Un cierto Dión, que después de la paz de Nicias escribió
un libro de viajes, manifestaba así: "En el valle del Nilo, junto a los grandes templos, vi a las mujeres egipcias andar casi desnudas, mostrando el soma de su enigmática raza. Jamás contemplé algo más inexpresable. Emanan origen; poseen carne tan terrena como el barro; se consumen de avidez dirigida hacia el interior; viven tranquilas y ansiosas a un tiempo. ¿No es esto maravilla para contar entre griegos?". Sospecho que la avidez y la ansiedad residían en Dión, más que en las egipcias. De todas formas, los griegos supieron valorar a Egipto. Yo mismo no puedo dejar de sentir indecible emoción ante su arte, que, como las mujeres de Dión, emana origen y enigma indescifrado.
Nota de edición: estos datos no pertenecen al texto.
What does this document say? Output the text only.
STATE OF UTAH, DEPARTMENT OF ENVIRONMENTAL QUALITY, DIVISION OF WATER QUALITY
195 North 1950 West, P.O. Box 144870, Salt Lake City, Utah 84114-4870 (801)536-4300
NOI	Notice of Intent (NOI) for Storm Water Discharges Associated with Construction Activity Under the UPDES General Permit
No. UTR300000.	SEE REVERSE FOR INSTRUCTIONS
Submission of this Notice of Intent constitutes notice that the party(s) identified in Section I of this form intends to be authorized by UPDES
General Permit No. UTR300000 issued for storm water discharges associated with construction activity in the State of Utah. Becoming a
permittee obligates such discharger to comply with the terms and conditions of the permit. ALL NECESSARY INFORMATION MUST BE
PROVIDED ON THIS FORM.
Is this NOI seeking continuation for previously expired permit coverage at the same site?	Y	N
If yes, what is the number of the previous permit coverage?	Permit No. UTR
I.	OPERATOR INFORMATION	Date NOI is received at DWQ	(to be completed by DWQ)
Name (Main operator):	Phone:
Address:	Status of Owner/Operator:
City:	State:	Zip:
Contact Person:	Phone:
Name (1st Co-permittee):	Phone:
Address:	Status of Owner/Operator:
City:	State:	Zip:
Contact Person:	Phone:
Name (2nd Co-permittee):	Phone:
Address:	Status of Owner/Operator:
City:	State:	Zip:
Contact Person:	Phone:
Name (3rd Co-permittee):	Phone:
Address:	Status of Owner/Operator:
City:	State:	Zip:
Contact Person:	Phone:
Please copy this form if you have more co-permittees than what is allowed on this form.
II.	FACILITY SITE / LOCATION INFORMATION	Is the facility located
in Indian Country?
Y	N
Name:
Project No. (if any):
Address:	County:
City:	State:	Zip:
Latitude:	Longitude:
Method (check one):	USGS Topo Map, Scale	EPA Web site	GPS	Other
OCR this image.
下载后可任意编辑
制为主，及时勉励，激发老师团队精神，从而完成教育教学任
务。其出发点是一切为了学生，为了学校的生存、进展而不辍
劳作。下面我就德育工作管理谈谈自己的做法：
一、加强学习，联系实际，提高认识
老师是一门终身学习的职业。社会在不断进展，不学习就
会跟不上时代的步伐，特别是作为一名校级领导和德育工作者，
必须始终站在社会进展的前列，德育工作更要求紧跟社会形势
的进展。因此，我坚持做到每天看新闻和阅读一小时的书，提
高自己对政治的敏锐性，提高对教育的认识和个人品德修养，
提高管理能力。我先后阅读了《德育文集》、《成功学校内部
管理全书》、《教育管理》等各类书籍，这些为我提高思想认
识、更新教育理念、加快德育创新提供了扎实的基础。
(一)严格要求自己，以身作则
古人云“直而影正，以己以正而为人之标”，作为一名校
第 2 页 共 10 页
"Huyendo de Jerjes hemos venido a las montañas. Esta
mañana me levanté muy temprano, para conocer el lugar; subí a las cimas y esperé que apareciera el sol. Luego que llegó la luz, los pájaros dieron en cantar; después, la Naturaleza entera empezó a animarse, como resucitado a la vida. ¡Qué armonía y concordia tan maravillosa! Los insectos que se arrastran, pululaban calientes; los que vuelan, iban y venían; las arañas estaban a punto sobre sus telas; gusanos, orugas, lombrices y otros animálculos, comparecían ante el Sol; las aves trinaban; camaleones lagartos y demás sabandijas impávidas mostraban sus estáticas figuras en espera del suceso. ¡Cuánto susurro y afán bajo el calor de Febo! Esto es lo que tú llamas la gran simpatía de la Naturaleza, que realiza su futuro a cada instante, porque la biología y la piedra sólo tienen presente. ¡Qué avidez he sentido! ¡Qué avidez!, Asklepios. Nunca como ahora he querido ser criatura, estar en simpatía y tenerte en el lecho!" -me escribía la pecosa Iobe, hija de un calderero de las costas que miran al Asia, poco antes de la defensa de las Termópilas.
La perenne avidez de los griegos fue resultado de
conservar, convenientemente acrecidas y rectificadas, ciertas energías nacidas en la adolescencia. He aquí el milagro. Y aunque nosotros, en cuanto no ávidos, seamos capaces de describir y catalogar al ávido, en cuanto hombres honrados estamos obligados a admirar aquel suceso. Los modernos nada tienen de ávidos; observan, piensan y dominan el mundo, pero no lo comparten, carecen de asombro. Solamente algunos estudiosos de la Naturaleza, movidos por tranquilo entusiasmo hacia las experiencias, parecen obrar como si conocieran esta inédita frase: "Atenea, da a mi avidez larga paciencia".
Nada hay tan implacable como la avidez del ser
ensimismado; nunca ceja, siempre actúa, señorea sin la impaciencia del mal aprendiza, jamás improvisa. No se puede poseer verdadera paz sin avidez, que sería muerte, ni avidez sin paz, que sería dispersión y locura.